My therapist said he pictured the monster and I in a Victorian manor library and I immediately made it clear that I get a fucking cravat in this scenario. I am Penny Dreadful-ed out in my waistcoat and cravat and I am handsome and I am the hero. And I do not know how to feed the monster yet and I am running out of things to try, and so…
I take the monster by the claws and I am not afraid to slide my hand up their monster-skinned back and hold them. I am not afraid of their teeth or their big, unblinking monster eyes as I lead them around the library to some perfect Victorian manor library soundtrack.
And the monster is…relieved, finally.
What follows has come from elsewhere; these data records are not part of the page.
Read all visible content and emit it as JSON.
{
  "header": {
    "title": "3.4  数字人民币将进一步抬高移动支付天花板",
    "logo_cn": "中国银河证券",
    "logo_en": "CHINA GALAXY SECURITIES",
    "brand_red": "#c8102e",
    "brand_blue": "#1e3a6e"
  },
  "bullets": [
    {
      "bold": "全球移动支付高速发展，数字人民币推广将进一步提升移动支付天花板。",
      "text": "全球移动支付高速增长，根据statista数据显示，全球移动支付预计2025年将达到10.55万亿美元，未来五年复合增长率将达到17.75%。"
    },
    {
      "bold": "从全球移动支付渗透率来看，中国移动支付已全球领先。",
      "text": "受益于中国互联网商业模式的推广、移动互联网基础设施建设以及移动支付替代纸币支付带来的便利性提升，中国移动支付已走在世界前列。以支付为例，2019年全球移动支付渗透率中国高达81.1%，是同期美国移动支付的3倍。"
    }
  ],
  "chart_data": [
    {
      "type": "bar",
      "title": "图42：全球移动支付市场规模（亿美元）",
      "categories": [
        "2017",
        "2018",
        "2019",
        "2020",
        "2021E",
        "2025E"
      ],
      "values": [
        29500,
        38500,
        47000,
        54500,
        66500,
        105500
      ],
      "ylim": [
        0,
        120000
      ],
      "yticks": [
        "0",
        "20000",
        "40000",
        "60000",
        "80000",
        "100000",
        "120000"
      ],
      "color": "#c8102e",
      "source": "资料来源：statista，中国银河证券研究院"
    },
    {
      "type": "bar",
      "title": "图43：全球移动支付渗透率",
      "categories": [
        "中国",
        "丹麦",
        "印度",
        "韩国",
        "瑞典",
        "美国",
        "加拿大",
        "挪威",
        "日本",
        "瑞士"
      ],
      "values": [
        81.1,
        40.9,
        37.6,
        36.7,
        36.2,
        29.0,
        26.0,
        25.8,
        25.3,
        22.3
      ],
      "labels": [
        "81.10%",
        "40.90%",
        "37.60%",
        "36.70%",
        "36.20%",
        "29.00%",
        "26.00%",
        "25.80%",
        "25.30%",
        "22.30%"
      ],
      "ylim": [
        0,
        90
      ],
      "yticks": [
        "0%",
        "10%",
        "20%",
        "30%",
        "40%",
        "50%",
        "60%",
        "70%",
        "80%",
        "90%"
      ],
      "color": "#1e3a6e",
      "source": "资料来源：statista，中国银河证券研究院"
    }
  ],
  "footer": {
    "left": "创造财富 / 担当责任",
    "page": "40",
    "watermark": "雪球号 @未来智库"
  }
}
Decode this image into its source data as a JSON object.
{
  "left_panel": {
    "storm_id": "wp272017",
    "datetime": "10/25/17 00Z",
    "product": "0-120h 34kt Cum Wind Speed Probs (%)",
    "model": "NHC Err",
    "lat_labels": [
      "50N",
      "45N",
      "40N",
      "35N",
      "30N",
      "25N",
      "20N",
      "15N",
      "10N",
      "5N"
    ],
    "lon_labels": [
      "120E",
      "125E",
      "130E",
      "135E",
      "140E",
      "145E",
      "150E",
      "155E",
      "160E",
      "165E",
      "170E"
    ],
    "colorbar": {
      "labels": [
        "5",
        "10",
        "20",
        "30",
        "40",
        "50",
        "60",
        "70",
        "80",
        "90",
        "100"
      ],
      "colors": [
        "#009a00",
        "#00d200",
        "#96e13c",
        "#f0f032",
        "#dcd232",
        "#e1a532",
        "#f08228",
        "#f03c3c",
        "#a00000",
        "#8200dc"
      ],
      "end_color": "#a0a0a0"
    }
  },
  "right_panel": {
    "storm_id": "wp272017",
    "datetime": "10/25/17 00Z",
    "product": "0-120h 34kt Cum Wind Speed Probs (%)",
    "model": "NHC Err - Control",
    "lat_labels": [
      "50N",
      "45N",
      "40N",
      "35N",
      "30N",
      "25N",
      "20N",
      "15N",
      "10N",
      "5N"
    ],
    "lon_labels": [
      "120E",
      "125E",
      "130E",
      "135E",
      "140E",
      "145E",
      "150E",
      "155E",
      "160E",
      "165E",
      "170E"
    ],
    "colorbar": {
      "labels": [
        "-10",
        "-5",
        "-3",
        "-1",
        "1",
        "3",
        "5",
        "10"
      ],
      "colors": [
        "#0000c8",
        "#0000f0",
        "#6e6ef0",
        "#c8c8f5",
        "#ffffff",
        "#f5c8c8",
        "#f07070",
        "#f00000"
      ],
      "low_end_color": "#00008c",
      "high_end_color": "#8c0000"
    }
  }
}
No one has ever asked them to dance before.
That’s what it comes down to, doesn’t it? I don’t need to escape to grad school or to Orlando or to any tangible place. (Like, I can, sure, and one day I will.) But that isn’t the solution. The story– the comedy, the tragedy, the love story, the epic poem- is the one between the monster and myself. It is an enemies-to-friends 90k slow burn and we don’t have to Get To The End in any particular hurry.
But we have to get to one another. We have to be willing to link fingers and claws and offer one another the comfort of a dance when nothing else will do.
I sought once to slay the monster. But, in doing so, I only risk slaying myself.
All the times that I’ve cried
Keeping all the things I knew inside
It’s hard, but it’s harder to ignore it
(“I know,” I whisper into the monster’s ear. “I know.”)
Daniel Elton dances with monsters and he is not afraid.